Women and pensions: why you need to care
Report after report shows that women are poorly provided for on pensions. For example, analysis by financial adviser Salisbury House Wealth showed 1.66 million fewer women than men were contributing to a personal pension in 2015/16. The Cridland Report found that women are likely to have 25% lower income on average than men in their first year of retirement.
A Mercer study last year estimated that the difference between women and men’s pension savings across the EU stands at 40%. Adding to this generally gloomy picture was a UBS report last week, which compared the retirement prospects for 50-year-old women in major cities worldwide and found that London fared among the worst in the developed world, beaten by – among others – New York, Milan, Tokyo and Sydney.
Many women rely on their husband’s pensions, but this too is a difficult path. Research from Scottish Widows shows that nearly three quarters (71%) of divorced people did not discuss pensions during divorce proceedings – if women had been relying on their husband’s pension, they risk being left with almost no provision in old age. A quarter of divorced women said they save nothing into a pension. The research estimates that divorced women are missing out on £5bn in pension payments every single year.
The research also showed that people tended to fight for a fair share of jointly owned property, a split of their combined savings or even a pet, rather than sharing a pension. Yet pensions are often as big an asset as the family home. Even if pensions are discussed during a divorce settlement, women are still missing out – 16% lost access to any pension pot when they split with their partner and 10% were left relying completely on the State Pension.
Poor understanding of pensions appears to be at the heart of the problem. Catherine Stewart, retirement expert at Scottish Widows, said: “Generally speaking women’s retirement prospects are worse than men’s. The persistent gender pay gap, maternity leave and career breaks can all hold back women’s earning potential and this often impacts pension savings. Relationship breakdowns can leave people really vulnerable but, quite simply, they’re also throwing significant sums of money down the drain.
“It is important that everyone – whether single, married or divorced – take steps to understand their finances and prepare for their independent future should a relationship break down. We would urge men and women to better understand the legalities around what happens to pension pots during divorce proceedings, as often they are the second largest, if not the largest asset a couple owns.”
Key steps for women and pensions
- Check your state pension provision – if you have taken a career break, possibly to raise children, or care for relatives, you may not have made enough national insurance contributions to be entitled to the full state pension. Check here.

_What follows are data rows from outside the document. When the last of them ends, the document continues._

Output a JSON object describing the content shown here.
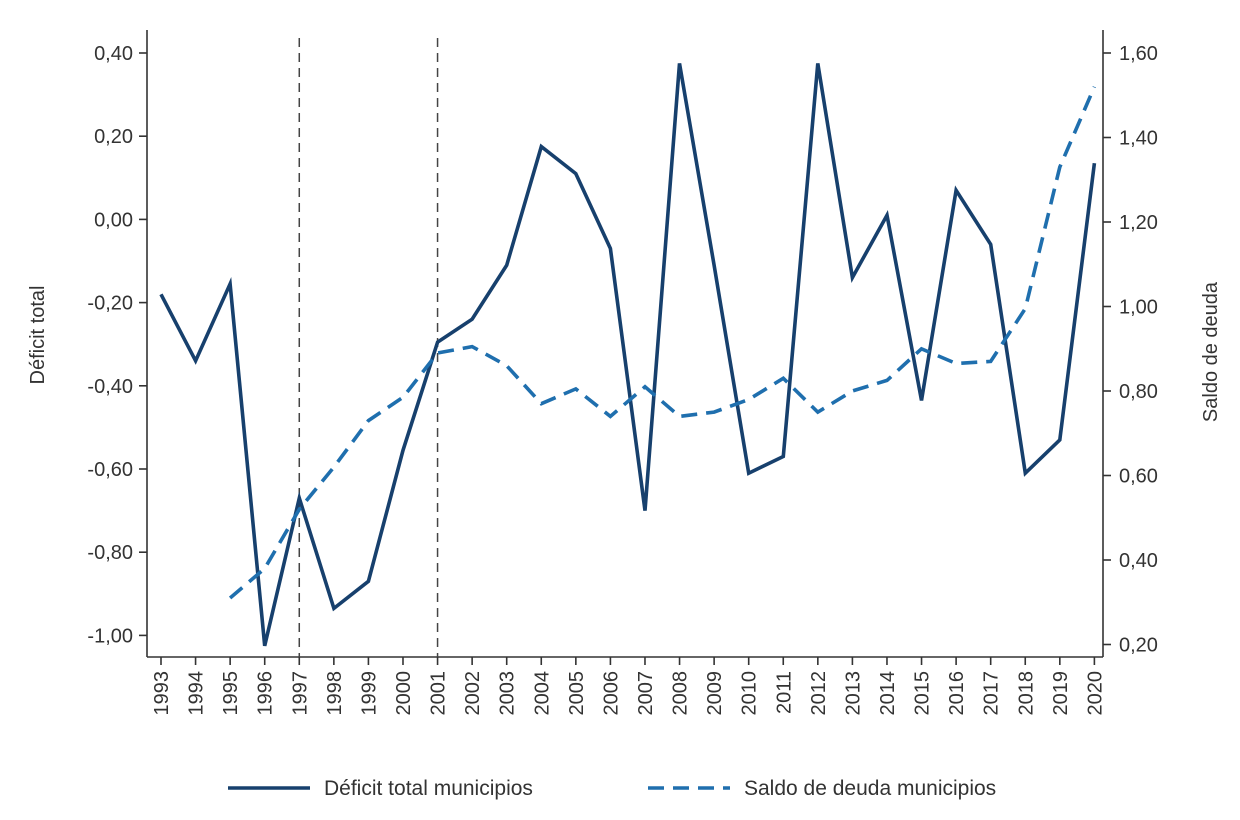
{
  "chart_data": {
    "type": "line",
    "x": [
      1993,
      1994,
      1995,
      1996,
      1997,
      1998,
      1999,
      2000,
      2001,
      2002,
      2003,
      2004,
      2005,
      2006,
      2007,
      2008,
      2009,
      2010,
      2011,
      2012,
      2013,
      2014,
      2015,
      2016,
      2017,
      2018,
      2019,
      2020
    ],
    "x_tick_labels": [
      "1993",
      "1994",
      "1995",
      "1996",
      "1997",
      "1998",
      "1999",
      "2000",
      "2001",
      "2002",
      "2003",
      "2004",
      "2005",
      "2006",
      "2007",
      "2008",
      "2009",
      "2010",
      "2011",
      "2012",
      "2013",
      "2014",
      "2015",
      "2016",
      "2017",
      "2018",
      "2019",
      "2020"
    ],
    "ylabel_left": "Déficit total",
    "ylabel_right": "Saldo de deuda",
    "ylim_left": [
      -1.05,
      0.44
    ],
    "ylim_right": [
      0.19,
      1.63
    ],
    "yticks_left": [
      "0,40",
      "0,20",
      "0,00",
      "-0,20",
      "-0,40",
      "-0,60",
      "-0,80",
      "-1,00"
    ],
    "yticks_left_values": [
      0.4,
      0.2,
      0.0,
      -0.2,
      -0.4,
      -0.6,
      -0.8,
      -1.0
    ],
    "yticks_right": [
      "1,60",
      "1,40",
      "1,20",
      "1,00",
      "0,80",
      "0,60",
      "0,40",
      "0,20"
    ],
    "yticks_right_values": [
      1.6,
      1.4,
      1.2,
      1.0,
      0.8,
      0.6,
      0.4,
      0.2
    ],
    "vlines": [
      1997,
      2001
    ],
    "grid": false,
    "legend_position": "bottom",
    "series": [
      {
        "name": "Déficit total municipios",
        "axis": "left",
        "style": "solid",
        "color": "#17406d",
        "values": [
          -0.18,
          -0.34,
          -0.155,
          -1.025,
          -0.67,
          -0.935,
          -0.87,
          -0.555,
          -0.295,
          -0.24,
          -0.11,
          0.175,
          0.11,
          -0.07,
          -0.7,
          0.375,
          -0.11,
          -0.61,
          -0.57,
          0.375,
          -0.14,
          0.01,
          -0.435,
          0.07,
          -0.06,
          -0.61,
          -0.53,
          0.135
        ]
      },
      {
        "name": "Saldo de deuda municipios",
        "axis": "right",
        "style": "dashed",
        "color": "#1f6fae",
        "values": [
          null,
          null,
          0.31,
          0.38,
          0.52,
          0.62,
          0.73,
          0.785,
          0.89,
          0.905,
          0.86,
          0.77,
          0.805,
          0.74,
          0.81,
          0.74,
          0.75,
          0.78,
          0.83,
          0.75,
          0.8,
          0.825,
          0.9,
          0.865,
          0.87,
          0.995,
          1.33,
          1.52
        ]
      }
    ]
  }
}
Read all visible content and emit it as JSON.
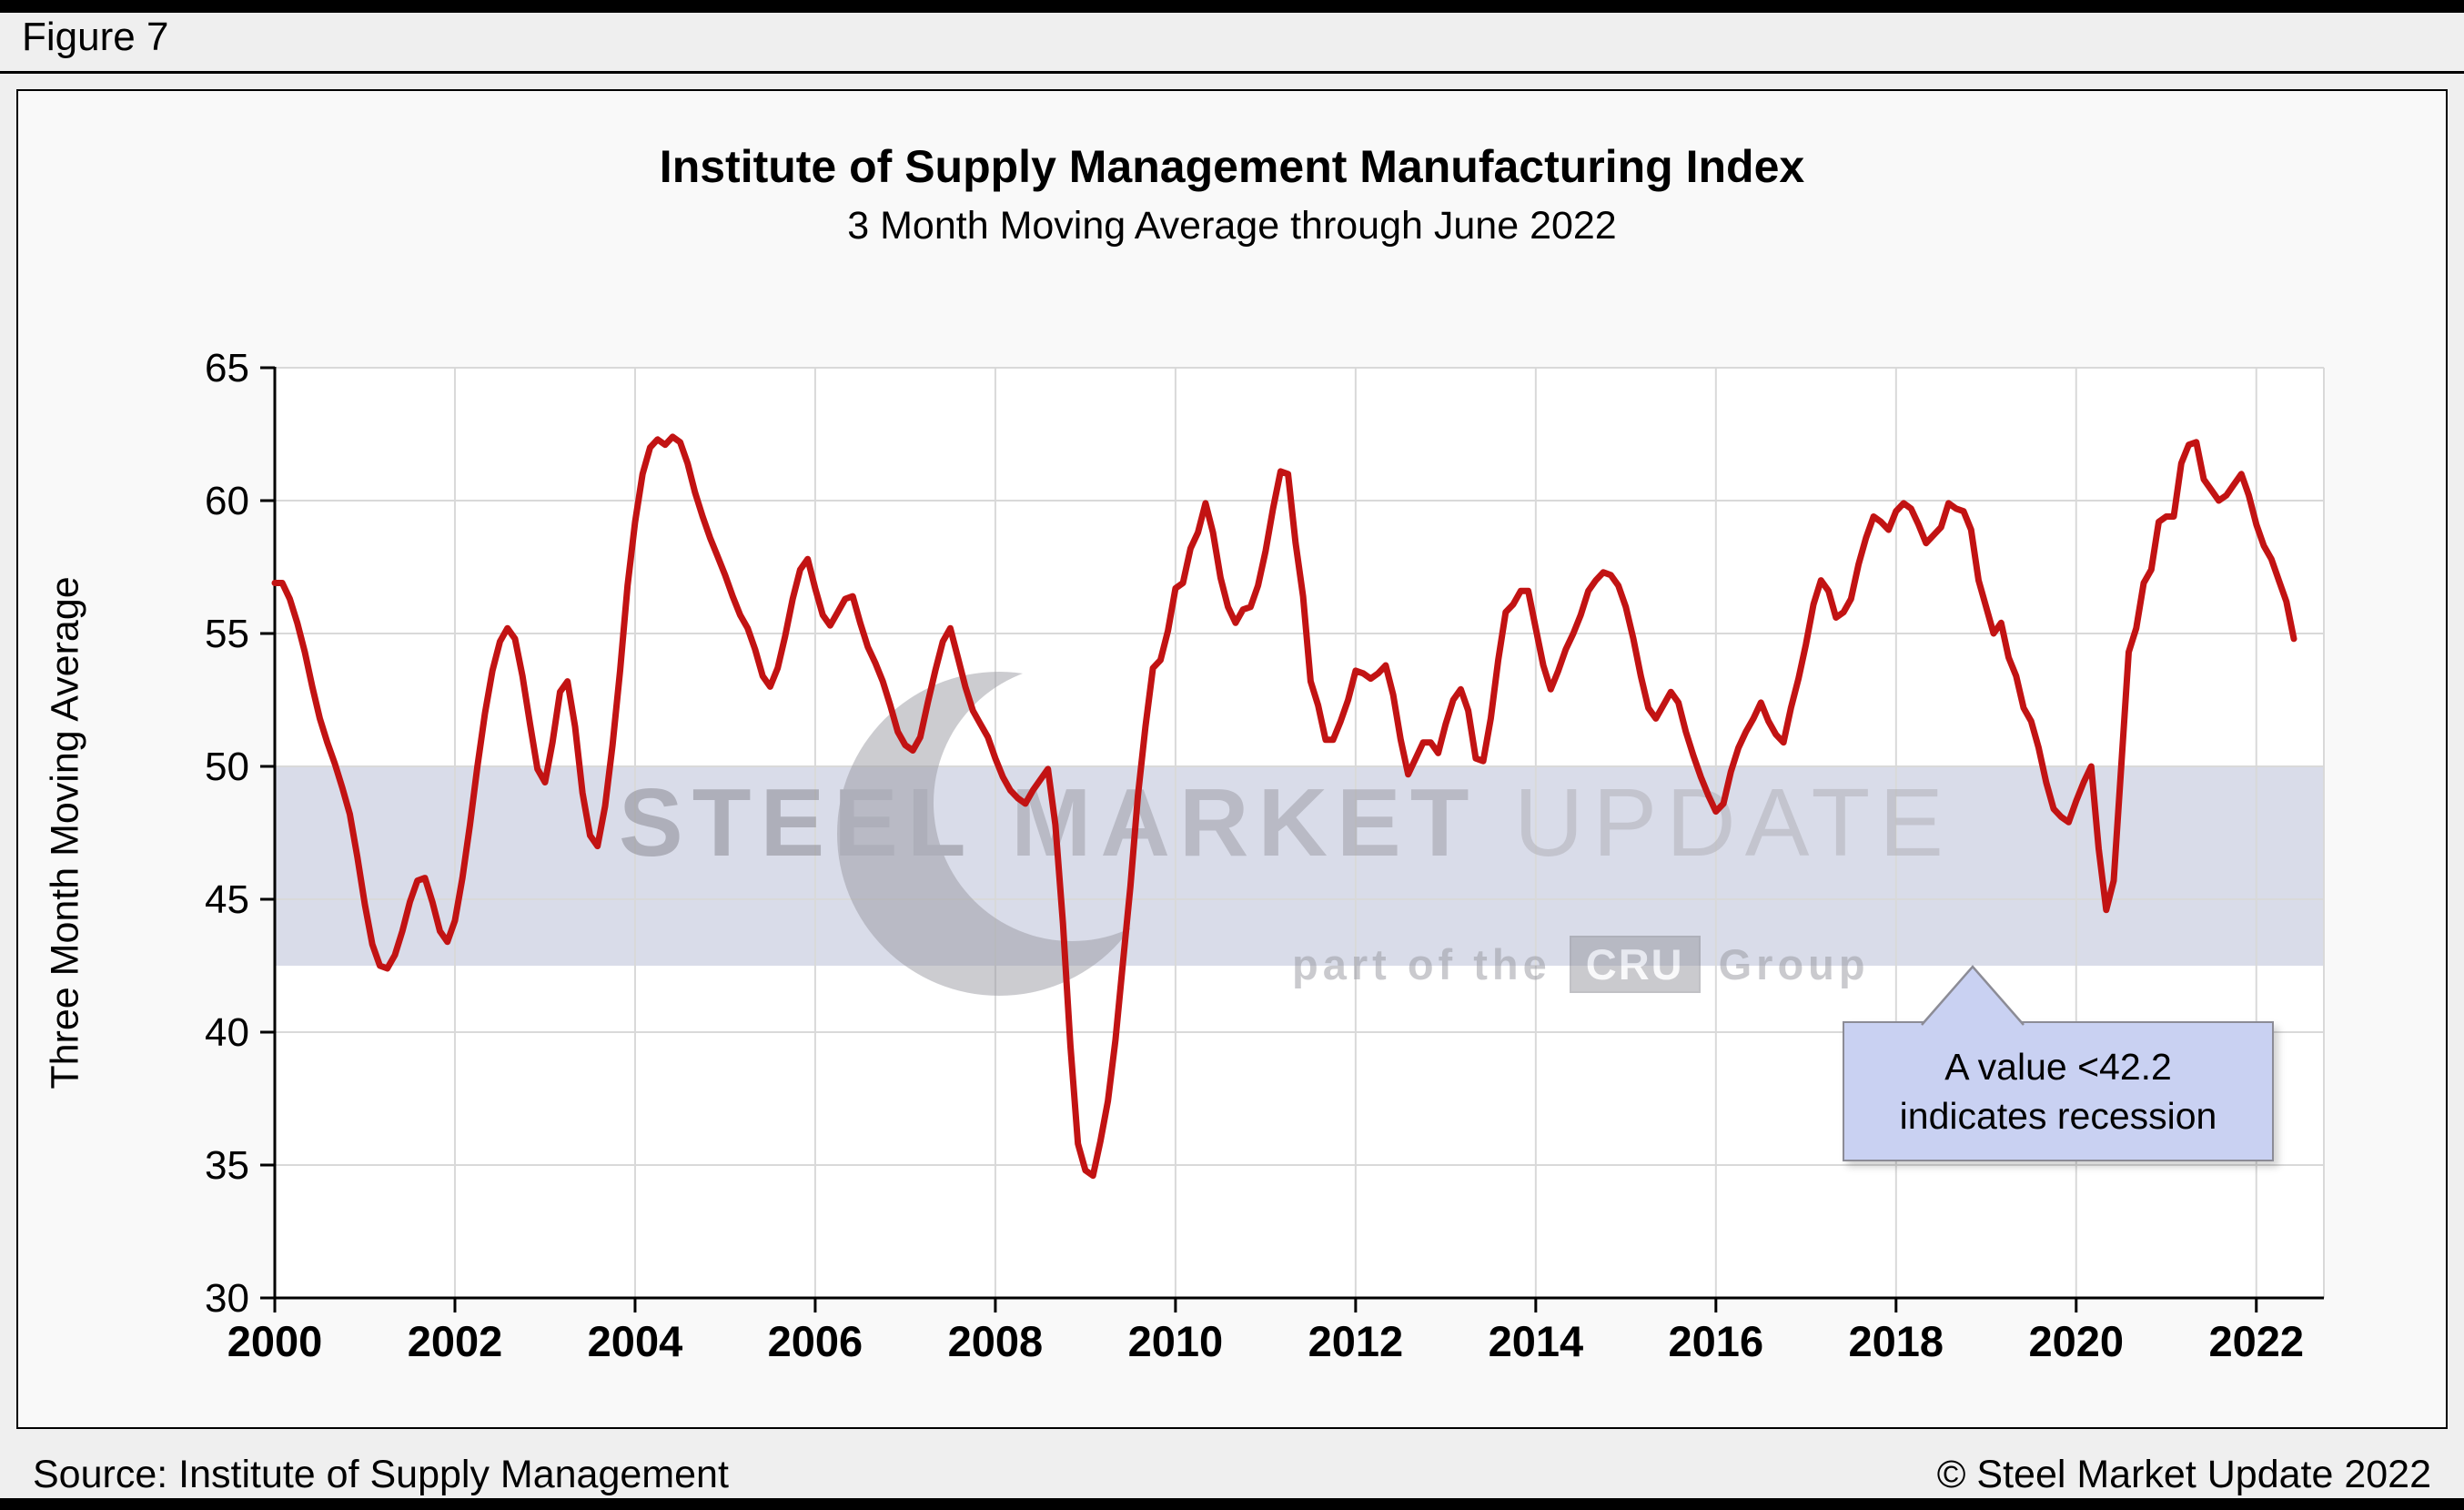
{
  "figure_label": "Figure 7",
  "title": "Institute of Supply Management Manufacturing Index",
  "subtitle": "3 Month Moving Average through June 2022",
  "y_axis_label": "Three Month Moving Average",
  "footer": {
    "source": "Source: Institute of Supply Management",
    "copyright": "© Steel Market Update 2022"
  },
  "annotation": {
    "line1": "A value <42.2",
    "line2": "indicates recession"
  },
  "watermark": {
    "brand_word1": "STEEL",
    "brand_word2": "MARKET",
    "brand_word3": "UPDATE",
    "tagline_prefix": "part of the",
    "tagline_box": "CRU",
    "tagline_suffix": "Group"
  },
  "colors": {
    "line": "#c21313",
    "band": "#d9dce9",
    "grid": "#d9d9d9",
    "axis": "#000000",
    "annotation_fill": "#c9d1f2",
    "annotation_border": "#8c8c96",
    "watermark_gray": "#9a9aa2"
  },
  "chart_data": {
    "type": "line",
    "title": "Institute of Supply Management Manufacturing Index",
    "subtitle": "3 Month Moving Average through June 2022",
    "xlabel": "",
    "ylabel": "Three Month Moving Average",
    "ylim": [
      30,
      65
    ],
    "xlim": [
      2000,
      2022.75
    ],
    "y_ticks": [
      30,
      35,
      40,
      45,
      50,
      55,
      60,
      65
    ],
    "x_ticks": [
      2000,
      2002,
      2004,
      2006,
      2008,
      2010,
      2012,
      2014,
      2016,
      2018,
      2020,
      2022
    ],
    "grid": true,
    "legend": "none",
    "recession_band": {
      "y_from": 42.5,
      "y_to": 50,
      "note": "A value <42.2 indicates recession"
    },
    "series": [
      {
        "name": "ISM Manufacturing Index, 3-month moving average",
        "frequency": "monthly",
        "x_start_year": 2000,
        "x_start_month": 1,
        "x_end_year": 2022,
        "x_end_month": 6,
        "values": [
          56.9,
          56.9,
          56.3,
          55.4,
          54.3,
          53.0,
          51.8,
          50.9,
          50.1,
          49.2,
          48.2,
          46.6,
          44.8,
          43.3,
          42.5,
          42.4,
          42.9,
          43.8,
          44.9,
          45.7,
          45.8,
          44.9,
          43.8,
          43.4,
          44.2,
          45.8,
          47.8,
          50.0,
          52.0,
          53.6,
          54.7,
          55.2,
          54.8,
          53.4,
          51.6,
          49.9,
          49.4,
          50.9,
          52.8,
          53.2,
          51.5,
          49.0,
          47.4,
          47.0,
          48.5,
          50.8,
          53.6,
          56.8,
          59.2,
          61.0,
          62.0,
          62.3,
          62.1,
          62.4,
          62.2,
          61.4,
          60.3,
          59.4,
          58.6,
          57.9,
          57.2,
          56.4,
          55.7,
          55.2,
          54.4,
          53.4,
          53.0,
          53.7,
          54.9,
          56.3,
          57.4,
          57.8,
          56.7,
          55.7,
          55.3,
          55.8,
          56.3,
          56.4,
          55.4,
          54.5,
          53.9,
          53.2,
          52.3,
          51.3,
          50.8,
          50.6,
          51.1,
          52.4,
          53.6,
          54.7,
          55.2,
          54.1,
          53.0,
          52.1,
          51.6,
          51.1,
          50.3,
          49.6,
          49.1,
          48.8,
          48.6,
          49.1,
          49.5,
          49.9,
          47.8,
          44.1,
          39.5,
          35.8,
          34.8,
          34.6,
          35.9,
          37.4,
          39.7,
          42.6,
          45.5,
          48.9,
          51.5,
          53.7,
          54.0,
          55.1,
          56.7,
          56.9,
          58.2,
          58.8,
          59.9,
          58.8,
          57.1,
          56.0,
          55.4,
          55.9,
          56.0,
          56.8,
          58.1,
          59.7,
          61.1,
          61.0,
          58.4,
          56.4,
          53.2,
          52.3,
          51.0,
          51.0,
          51.7,
          52.5,
          53.6,
          53.5,
          53.3,
          53.5,
          53.8,
          52.7,
          51.0,
          49.7,
          50.3,
          50.9,
          50.9,
          50.5,
          51.6,
          52.5,
          52.9,
          52.1,
          50.3,
          50.2,
          51.8,
          54.0,
          55.8,
          56.1,
          56.6,
          56.6,
          55.2,
          53.8,
          52.9,
          53.6,
          54.4,
          55.0,
          55.7,
          56.6,
          57.0,
          57.3,
          57.2,
          56.8,
          56.0,
          54.8,
          53.4,
          52.2,
          51.8,
          52.3,
          52.8,
          52.4,
          51.3,
          50.4,
          49.6,
          48.9,
          48.3,
          48.6,
          49.8,
          50.7,
          51.3,
          51.8,
          52.4,
          51.7,
          51.2,
          50.9,
          52.2,
          53.3,
          54.6,
          56.1,
          57.0,
          56.6,
          55.6,
          55.8,
          56.3,
          57.6,
          58.6,
          59.4,
          59.2,
          58.9,
          59.6,
          59.9,
          59.7,
          59.1,
          58.4,
          58.7,
          59.0,
          59.9,
          59.7,
          59.6,
          58.9,
          57.0,
          56.0,
          55.0,
          55.4,
          54.1,
          53.4,
          52.2,
          51.7,
          50.7,
          49.4,
          48.4,
          48.1,
          47.9,
          48.7,
          49.4,
          50.0,
          46.9,
          44.6,
          45.7,
          50.0,
          54.3,
          55.2,
          56.9,
          57.4,
          59.2,
          59.4,
          59.4,
          61.4,
          62.1,
          62.2,
          60.8,
          60.4,
          60.0,
          60.2,
          60.6,
          61.0,
          60.2,
          59.1,
          58.3,
          57.8,
          57.0,
          56.2,
          54.8
        ]
      }
    ]
  }
}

- Check your workplace pension provision – if you are employed, contact your HR department to get a statement of your current pension entitlement. Employers are obliged to contribute to a pension for all their employees over a certain salary level.
- Check whether you have pensions from former employers. This will involve rummaging through old drawers to uncover any paperwork, or contacting HMRC’s Pensions Tracing Service.
From there, you should be able to tell whether you have adequate provision in retirement. You will also need to look at whether you have other sources of income, such as rental or dividend income, or income from part-time work. If you have a gap, you need to address it sooner rather than later.
- Anything is better than nothing. Saving £50-£100 a month into a private pension is unlikely to see you sitting on a yacht in retirement, but it is better than nothing, particularly when you add in the government’s contribution and compounding over time.
- Don’t be spooked by the big numbers. Pension providers are fond of telling people they are hundreds of thousands of pounds short on their pension provision. Just focus on doing something and what you can afford.
- Private pensions are easy to set up though major platforms such as the Share Centre, Hargreaves Lansdown or Fidelity FundsNetwork.
- You will need to decide what goes in your pension. Holding it in cash is unlikely to beat inflation and may leave you poorer over the longer-term. The platforms will have a range of suggested stock market or balance funds appropriate for pension savings.